The side streets were deserted. After dark, dogs, cats and rats, all about the same size, ruled the garbage dumps, which spread across almost every street corner. Here and there, fairy lights glimmered in the darkness, beacons of hope and all its opposites to guide the night people towards countless massage brothels which could be found in the small alleys off the main strips. The red light was Phnom Penh’s only vital sign at night. The best party going was at the Heart, as the motodops called the city’s most popular bar, without a great deal of affection.
“How d’you want me to introduce you to Pete?”
“As your victim. And as a potential business victim. You can tell him that I am on the way to Kep and that I am planning to invest there.”

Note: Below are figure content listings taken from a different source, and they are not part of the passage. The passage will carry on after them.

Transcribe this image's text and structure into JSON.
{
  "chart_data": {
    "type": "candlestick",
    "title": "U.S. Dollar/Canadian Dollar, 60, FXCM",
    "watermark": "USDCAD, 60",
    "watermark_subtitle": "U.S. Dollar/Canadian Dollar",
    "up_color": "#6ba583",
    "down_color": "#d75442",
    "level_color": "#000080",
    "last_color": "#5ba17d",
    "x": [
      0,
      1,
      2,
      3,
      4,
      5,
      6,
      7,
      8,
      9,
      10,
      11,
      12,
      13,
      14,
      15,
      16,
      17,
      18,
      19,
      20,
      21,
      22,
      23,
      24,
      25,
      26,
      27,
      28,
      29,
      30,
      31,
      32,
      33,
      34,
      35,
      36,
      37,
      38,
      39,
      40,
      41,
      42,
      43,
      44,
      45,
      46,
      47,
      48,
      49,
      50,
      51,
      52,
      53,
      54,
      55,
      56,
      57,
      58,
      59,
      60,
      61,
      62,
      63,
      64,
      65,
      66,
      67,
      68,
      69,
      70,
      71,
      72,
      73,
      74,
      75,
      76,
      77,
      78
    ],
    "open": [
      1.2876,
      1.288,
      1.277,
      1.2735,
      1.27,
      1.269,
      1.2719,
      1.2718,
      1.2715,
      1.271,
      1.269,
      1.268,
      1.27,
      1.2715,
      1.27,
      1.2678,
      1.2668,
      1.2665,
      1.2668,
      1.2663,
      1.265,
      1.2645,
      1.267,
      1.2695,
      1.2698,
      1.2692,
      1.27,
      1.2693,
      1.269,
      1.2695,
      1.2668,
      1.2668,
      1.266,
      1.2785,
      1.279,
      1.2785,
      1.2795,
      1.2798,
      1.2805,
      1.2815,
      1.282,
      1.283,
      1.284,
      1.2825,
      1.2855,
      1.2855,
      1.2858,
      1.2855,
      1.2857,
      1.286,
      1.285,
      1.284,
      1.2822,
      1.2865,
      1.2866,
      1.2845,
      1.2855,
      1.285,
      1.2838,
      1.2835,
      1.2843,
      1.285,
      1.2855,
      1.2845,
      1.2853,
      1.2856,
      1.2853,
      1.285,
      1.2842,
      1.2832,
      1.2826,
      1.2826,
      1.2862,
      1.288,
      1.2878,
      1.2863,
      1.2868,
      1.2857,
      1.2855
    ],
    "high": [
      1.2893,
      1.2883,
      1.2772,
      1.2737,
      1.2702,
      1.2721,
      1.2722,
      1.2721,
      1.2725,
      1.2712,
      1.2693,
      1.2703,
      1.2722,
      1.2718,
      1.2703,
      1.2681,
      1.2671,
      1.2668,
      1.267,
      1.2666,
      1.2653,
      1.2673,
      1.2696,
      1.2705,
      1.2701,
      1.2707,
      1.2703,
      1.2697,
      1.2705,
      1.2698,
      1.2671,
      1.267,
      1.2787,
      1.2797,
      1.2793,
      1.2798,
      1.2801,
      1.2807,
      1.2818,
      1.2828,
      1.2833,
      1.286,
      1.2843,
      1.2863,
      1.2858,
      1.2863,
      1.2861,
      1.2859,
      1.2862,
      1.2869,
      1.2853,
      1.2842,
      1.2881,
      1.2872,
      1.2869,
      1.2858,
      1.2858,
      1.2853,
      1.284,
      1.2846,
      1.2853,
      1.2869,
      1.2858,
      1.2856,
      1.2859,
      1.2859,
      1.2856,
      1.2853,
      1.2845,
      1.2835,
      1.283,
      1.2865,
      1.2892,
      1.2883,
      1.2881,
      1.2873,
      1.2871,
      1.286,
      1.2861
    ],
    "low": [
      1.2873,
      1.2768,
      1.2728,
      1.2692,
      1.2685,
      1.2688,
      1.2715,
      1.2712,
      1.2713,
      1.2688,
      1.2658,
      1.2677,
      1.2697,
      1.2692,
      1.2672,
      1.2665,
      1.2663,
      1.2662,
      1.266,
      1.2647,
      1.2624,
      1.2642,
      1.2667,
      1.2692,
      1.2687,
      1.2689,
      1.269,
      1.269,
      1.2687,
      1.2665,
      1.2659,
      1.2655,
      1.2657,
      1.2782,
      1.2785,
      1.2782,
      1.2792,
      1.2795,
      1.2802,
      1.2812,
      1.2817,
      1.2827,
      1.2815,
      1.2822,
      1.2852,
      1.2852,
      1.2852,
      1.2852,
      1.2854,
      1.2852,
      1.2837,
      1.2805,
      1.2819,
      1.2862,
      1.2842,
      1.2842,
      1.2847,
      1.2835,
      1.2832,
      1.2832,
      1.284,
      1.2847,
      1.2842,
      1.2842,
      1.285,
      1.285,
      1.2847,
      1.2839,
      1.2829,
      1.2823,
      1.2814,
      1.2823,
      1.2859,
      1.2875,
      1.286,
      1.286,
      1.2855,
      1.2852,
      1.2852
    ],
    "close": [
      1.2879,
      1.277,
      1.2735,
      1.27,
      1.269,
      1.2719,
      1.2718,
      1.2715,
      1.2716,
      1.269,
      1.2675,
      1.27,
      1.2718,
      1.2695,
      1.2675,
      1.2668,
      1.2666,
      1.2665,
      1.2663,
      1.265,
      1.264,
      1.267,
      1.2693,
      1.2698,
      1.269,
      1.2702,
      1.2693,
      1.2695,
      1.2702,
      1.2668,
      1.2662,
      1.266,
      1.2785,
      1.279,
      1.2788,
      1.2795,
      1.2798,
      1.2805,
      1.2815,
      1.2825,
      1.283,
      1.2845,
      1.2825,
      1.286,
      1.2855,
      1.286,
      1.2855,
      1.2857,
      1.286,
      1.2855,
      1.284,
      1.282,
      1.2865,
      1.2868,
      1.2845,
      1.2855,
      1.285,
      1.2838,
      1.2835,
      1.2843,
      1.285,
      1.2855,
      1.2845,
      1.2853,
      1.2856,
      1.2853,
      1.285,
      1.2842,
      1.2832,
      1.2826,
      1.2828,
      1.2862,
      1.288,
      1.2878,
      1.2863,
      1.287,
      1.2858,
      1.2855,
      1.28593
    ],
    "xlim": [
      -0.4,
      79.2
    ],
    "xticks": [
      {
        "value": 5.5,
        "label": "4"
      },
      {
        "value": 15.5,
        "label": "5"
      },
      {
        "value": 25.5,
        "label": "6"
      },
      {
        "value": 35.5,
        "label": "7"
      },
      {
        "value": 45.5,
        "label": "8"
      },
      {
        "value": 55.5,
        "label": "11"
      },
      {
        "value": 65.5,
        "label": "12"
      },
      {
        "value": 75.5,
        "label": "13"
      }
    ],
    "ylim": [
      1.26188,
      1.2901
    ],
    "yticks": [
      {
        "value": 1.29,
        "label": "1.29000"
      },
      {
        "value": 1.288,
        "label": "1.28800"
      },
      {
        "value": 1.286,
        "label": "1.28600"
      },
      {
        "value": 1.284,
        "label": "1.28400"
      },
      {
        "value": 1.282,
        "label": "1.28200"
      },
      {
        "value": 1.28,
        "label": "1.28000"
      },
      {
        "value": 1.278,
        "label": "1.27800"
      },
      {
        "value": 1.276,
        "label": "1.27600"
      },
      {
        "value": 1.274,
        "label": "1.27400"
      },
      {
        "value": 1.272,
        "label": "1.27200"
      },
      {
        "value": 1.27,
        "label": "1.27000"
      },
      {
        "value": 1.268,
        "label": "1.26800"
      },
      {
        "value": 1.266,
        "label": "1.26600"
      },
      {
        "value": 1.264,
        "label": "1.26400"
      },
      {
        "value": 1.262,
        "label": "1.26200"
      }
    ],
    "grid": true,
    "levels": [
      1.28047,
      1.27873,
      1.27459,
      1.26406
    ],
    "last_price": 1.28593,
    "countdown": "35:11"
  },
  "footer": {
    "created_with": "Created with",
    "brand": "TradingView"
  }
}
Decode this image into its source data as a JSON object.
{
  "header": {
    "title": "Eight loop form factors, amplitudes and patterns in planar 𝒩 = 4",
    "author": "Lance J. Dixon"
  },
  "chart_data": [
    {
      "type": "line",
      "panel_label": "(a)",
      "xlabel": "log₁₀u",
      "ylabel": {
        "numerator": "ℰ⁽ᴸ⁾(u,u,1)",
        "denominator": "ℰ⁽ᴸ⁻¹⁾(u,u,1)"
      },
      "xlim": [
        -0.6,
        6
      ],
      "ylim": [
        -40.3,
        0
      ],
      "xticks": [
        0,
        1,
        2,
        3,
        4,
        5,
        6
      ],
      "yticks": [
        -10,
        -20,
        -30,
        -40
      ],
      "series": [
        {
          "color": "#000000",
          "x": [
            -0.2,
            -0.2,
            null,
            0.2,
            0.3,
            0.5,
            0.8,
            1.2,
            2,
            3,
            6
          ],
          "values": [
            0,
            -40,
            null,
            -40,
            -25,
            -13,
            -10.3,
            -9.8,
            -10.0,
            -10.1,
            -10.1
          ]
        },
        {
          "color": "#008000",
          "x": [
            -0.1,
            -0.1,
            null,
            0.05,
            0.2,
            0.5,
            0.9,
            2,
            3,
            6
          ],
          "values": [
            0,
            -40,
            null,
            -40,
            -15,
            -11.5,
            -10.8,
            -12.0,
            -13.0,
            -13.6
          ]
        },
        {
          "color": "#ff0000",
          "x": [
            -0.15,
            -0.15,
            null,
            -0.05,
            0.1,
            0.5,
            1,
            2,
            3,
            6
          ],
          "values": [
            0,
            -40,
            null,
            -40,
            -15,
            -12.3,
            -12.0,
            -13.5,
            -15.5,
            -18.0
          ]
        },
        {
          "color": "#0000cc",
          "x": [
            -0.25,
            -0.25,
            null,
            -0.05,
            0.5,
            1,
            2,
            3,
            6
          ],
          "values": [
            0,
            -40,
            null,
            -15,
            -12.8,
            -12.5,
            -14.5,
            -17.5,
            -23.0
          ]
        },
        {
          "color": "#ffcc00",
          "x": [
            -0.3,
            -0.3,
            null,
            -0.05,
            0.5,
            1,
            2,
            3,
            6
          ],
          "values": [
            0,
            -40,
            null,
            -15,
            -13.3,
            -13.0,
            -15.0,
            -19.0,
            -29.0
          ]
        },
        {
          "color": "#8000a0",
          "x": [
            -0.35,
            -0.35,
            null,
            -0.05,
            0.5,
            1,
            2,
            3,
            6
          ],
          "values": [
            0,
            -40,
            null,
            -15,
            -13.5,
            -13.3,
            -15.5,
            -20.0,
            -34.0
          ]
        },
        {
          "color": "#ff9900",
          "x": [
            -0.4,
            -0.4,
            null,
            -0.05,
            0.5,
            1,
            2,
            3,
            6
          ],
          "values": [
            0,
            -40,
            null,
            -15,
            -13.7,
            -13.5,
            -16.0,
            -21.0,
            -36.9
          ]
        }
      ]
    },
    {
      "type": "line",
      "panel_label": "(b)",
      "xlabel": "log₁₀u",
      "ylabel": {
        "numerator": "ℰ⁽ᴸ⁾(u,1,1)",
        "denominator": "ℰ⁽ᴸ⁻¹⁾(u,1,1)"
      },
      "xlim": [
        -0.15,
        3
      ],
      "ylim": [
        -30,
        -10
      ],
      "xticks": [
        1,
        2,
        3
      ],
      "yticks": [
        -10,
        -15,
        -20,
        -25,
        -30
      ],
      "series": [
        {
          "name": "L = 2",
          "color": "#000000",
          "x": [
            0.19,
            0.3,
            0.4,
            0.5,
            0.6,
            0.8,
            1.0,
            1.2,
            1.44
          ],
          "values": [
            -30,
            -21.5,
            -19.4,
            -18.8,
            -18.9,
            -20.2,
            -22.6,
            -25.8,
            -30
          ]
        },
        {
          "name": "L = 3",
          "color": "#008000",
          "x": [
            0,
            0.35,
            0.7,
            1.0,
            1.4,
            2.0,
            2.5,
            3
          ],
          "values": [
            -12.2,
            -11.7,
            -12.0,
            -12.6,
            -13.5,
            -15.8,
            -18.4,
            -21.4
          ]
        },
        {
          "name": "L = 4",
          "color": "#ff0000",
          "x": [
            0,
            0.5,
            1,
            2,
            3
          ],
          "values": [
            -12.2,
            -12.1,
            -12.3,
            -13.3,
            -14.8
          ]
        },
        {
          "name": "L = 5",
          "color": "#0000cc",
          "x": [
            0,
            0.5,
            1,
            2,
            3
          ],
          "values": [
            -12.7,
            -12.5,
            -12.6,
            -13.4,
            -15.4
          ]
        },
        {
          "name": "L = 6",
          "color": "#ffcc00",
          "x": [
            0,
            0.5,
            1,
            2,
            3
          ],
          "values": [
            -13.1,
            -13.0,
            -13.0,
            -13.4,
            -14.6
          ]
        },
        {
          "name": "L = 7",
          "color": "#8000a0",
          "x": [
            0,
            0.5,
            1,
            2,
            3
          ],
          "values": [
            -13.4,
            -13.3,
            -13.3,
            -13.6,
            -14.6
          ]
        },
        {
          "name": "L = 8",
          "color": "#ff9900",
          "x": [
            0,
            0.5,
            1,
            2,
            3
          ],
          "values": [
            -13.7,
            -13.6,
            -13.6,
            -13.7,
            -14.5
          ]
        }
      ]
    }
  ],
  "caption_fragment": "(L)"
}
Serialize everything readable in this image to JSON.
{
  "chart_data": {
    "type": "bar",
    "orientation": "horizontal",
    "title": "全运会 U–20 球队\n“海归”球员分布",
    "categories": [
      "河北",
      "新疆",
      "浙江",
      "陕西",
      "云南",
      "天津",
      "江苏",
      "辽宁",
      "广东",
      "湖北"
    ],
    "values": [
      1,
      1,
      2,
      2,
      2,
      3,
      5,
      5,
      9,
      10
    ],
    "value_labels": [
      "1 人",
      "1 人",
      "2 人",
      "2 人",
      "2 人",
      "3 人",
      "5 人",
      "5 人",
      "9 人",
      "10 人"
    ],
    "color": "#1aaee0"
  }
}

On Rue Pasteur, close to the nightclub, a small traffic jam clogged the road. Ri
ch kids, the sons of the families who plundered the country, were trying to park their king-sized SUVs with horns blaring, while mouthing off to their compatriots. It appeared to be a fairly well-established and reasonably safe ritual – the children of the privileged were all surrounded by their personal teams of bodyguards. The street was in a permanent state of détente, yet just a few small steps short of apocalypse. With these people around, there would be occasional fuck-ups.
A food stall was mobbed by prostitutes – taxi girls. The young Khmer seemed to eat all day long – perhaps a reaction to periodic famine, which had many villages in its grip, even today. Ever since the Khmer Rouge had taken over the government and had begun to beat all educated Cambodians to death, there’d not been enough food to go around. Some Khmer had not had enough to eat for twenty-five years.
The music in the Heart of Darkness was loud. The bar was packed three deep. A small laser, the first in Phnom Penh, swished like a searchlight across the crowded dance floor to the sounds of Kylie Minogue’s “Can’t get you out of my head” – the vaguely futuristic dazzle caused a slight culture shock. The Heart was a different world. Backpackers, worn out, sleazy ex-pats – leftovers from the UNTAC years – and young, rich local thugs gyrated in front of the massive bass bins. Everyone danced in his or her own personal hedonistic movie. Taxi girls threw Ya-ba pills, cheap methamphetamines from Thailand, into each others’ mouths. Bowls of marihuana graced the long bar. The smoke of a hundred joints hung above the cashiers like a storm cloud.
The Heart was a Cambodian institution, a collection point for all those who couldn’t sleep at night and had money to burn.
Carissa made her way towards the bar. Maier followed her through the dense throng, her white head guiding him like a torch. The pool table was run by shredders, young and beautiful taxi girls who played the tourists for their wallets. On the wall above the table, a faded photograph of Tony Poe, a CIA operative who’d made his name collecting the heads and ears of his communist enemies during the Secret War in Laos in the Sixties, faced onto the dance floor. Maier had heard the stories from UN soldiers. Poe had been so awful, he’d eventually become the template for Marlon Brando’s Colonel Kurtz in Apocalypse Now. Maier smiled to himself. That was how small and post-modern the world had become. The Heart of Darkness was probably the best-known watering hole in Southeast Asia.